Dans la première étude de ce type, des chercheurs allemands ont montré que la pandémie de COVID a entraîné une énorme baisse du nombre de patients admis à l’hôpital pour dépression clinique. Indépendamment de ces statistiques nationales, les chercheurs constatent que le nombre de patients ambulatoires qu’ils prennent en charge augmente sur la même période dans leur service. Le traitement hospitalier offrant des niveaux de soins plus intensifs, cela implique que de nombreux patients n’ont pas reçu de soins adaptés à leur état. On ne sait pas encore si ce changement de traitement s’observe également dans d’autres pays.
Les chercheurs, de l’hôpital universitaire de Francfort, ont examiné les bases de données nationales allemandes. Ils ont constaté qu’au cours de la première vague de COVID, les nouvelles hospitalisations pour une première dépression clinique ont chuté de 57,5 %, passant de 13 457 en janvier 2020 à 5 723 en avril 2020. Au cours de la même période, le nombre de patients hospitalisés pour dépression récurrente a chuté de 56,3 % , de 22188 à 9698.
ONous avons également constaté une diminution du traitement hospitalier de la dépression récurrente dans notre propre hôpital de Francfort. En plus des règles d’admission plus strictes, cela semblait plutôt être dû à une baisse de la demande des patients eux-mêmes« .
Dr Mareike Aichholzer, chercheur principal
En revanche, le nombre de nouveaux patients ambulatoires traités pour dépression clinique à l’hôpital universitaire de Francfort est resté stable et le nombre de patients souffrant de dépression récurrente a augmenté de manière significative entre 2019 et 2021. Cependant, note le Dr Aichholzer « Ce sont des données d’un seul centre, nous devons donc attendre de voir ce que disent les autres centres« .

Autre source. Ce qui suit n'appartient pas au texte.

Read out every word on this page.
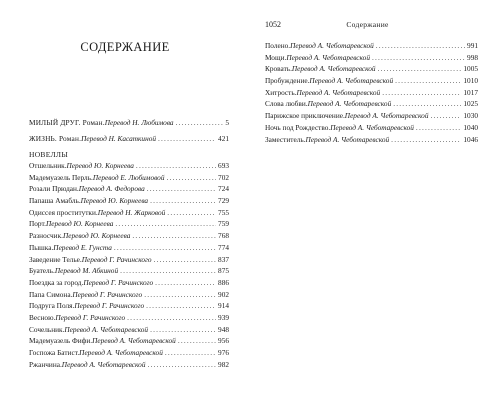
СОДЕРЖАНИЕ
МИЛЫЙ ДРУГ. Роман. Перевод Н. Любимова .....	5
ЖИЗНЬ. Роман. Перевод Н. Касаткиной .....	421
НОВЕЛЛЫ
Отшельник. Перевод Ю. Корнеева .....	693
Мадемуазель Перль. Перевод Е. Любимовой .....	702
Розали Прюдан. Перевод А. Федорова .....	724
Папаша Амабль. Перевод Ю. Корнеева .....	729
Одиссея проститутки. Перевод Н. Жарковой .....	755
Порт. Перевод Ю. Корнеева .....	759
Разносчик. Перевод Ю. Корнеева .....	768
Пышка. Перевод Е. Гунста .....	774
Заведение Телье. Перевод Г. Рачинского .....	837
Буатель. Перевод М. Абкиной .....	875
Поездка за город. Перевод Г. Рачинского .....	886
Папа Симона. Перевод Г. Рачинского .....	902
Подруга Поля. Перевод Г. Рачинского .....	914
Весною. Перевод Г. Рачинского .....	939
Сочельник. Перевод А. Чеботаревской .....	948
Мадемуазель Фифи. Перевод А. Чеботаревской .....	956
Госпожа Батист. Перевод А. Чеботаревской .....	976
Ржанчина. Перевод А. Чеботаревской .....	982
1052	Содержание
Полено. Перевод А. Чеботаревской .....	991
Мощи. Перевод А. Чеботаревской .....	998
Кровать. Перевод А. Чеботаревской .....	1005
Пробуждение. Перевод А. Чеботаревской .....	1010
Хитрость. Перевод А. Чеботаревской .....	1017
Слова любви. Перевод А. Чеботаревской .....	1025
Парижское приключение. Перевод А. Чеботаревской .....	1030
Ночь под Рождество. Перевод А. Чеботаревской .....	1040
Заместитель. Перевод А. Чеботаревской .....	1046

Elle a continué, « Les résultats indiquent que les patients qui ont souffert à plusieurs reprises de dépression au cours de leur vie étaient moins susceptibles d’être admis à l’hôpital pendant la pandémie. Cependant, ces patients sont souvent si gravement touchés par la dépression qu’un traitement ambulatoire seul ne suffit pas à apporter une amélioration satisfaisante des symptômes. Le résultat est que les patients perdent leur qualité de vie à long terme. La raison réelle de cette observation n’est pas claire. Bien que notre étude n’ait pas été conçue pour identifier les raisons de ces changements, nous soupçonnons cependant que les patients cliniquement déprimés en particulier se retirent plus souvent de la société/de leurs amis/de leur famille et que ce comportement était plus fréquent pendant les périodes de confinement et les consignes d’hygiène strictes. De plus, nous soupçonnons que les patients cliniquement déprimés évitaient l’hôpital, car ils avaient peur d’être infectés par le COVID-19 dans le service.

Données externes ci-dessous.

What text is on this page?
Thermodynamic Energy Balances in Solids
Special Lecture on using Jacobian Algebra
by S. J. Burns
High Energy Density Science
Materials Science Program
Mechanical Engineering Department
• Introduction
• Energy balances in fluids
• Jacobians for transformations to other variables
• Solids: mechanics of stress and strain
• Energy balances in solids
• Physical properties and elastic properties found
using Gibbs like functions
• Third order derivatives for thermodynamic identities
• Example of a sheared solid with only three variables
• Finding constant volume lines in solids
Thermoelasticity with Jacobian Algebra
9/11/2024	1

Les données de notre hôpital de Francfort indiquent que les patients souffrant de dépression clinique semblent s’être retirés plutôt que de rechercher une aide adéquate en matière de santé mentale. Pour nous préparer à l’hiver avec un nombre potentiellement croissant de COVID, nous devons fournir une aide facilement accessible et sensibiliser à ce sujet ».
La dépression clinique, également connue sous le nom de trouble dépressif majeur (TDM), est une maladie mentale grave, affectant à tout moment plus de 6 % des Européens. La majorité des patients peuvent être traités avec des produits pharmaceutiques et/ou des conseils, bien qu’une minorité de patients ne répondent pas au traitement.
Commentant, le professeur Brenda Penninx, professeur d’épidémiologie psychiatrique au Département de psychiatrie, Centre médical universitaire, Amsterdam, a déclaré:
« Les chiffres trouvés par l’équipe de Francfort confirment une tendance familière. Nous avons récemment constaté que bon nombre de pays commencent à signaler une tendance à la baisse de l’utilisation des soins de santé mentale au cours des premières années de la pandémie. Il est extrêmement important qu’au cours des prochaines années nous suivons si les traitements reportés peuvent entraîner une augmentation des problèmes de santé mentale. Cela illustre également que les soins de santé mentale méritent une attention clinique adéquate lors de futures pandémies ».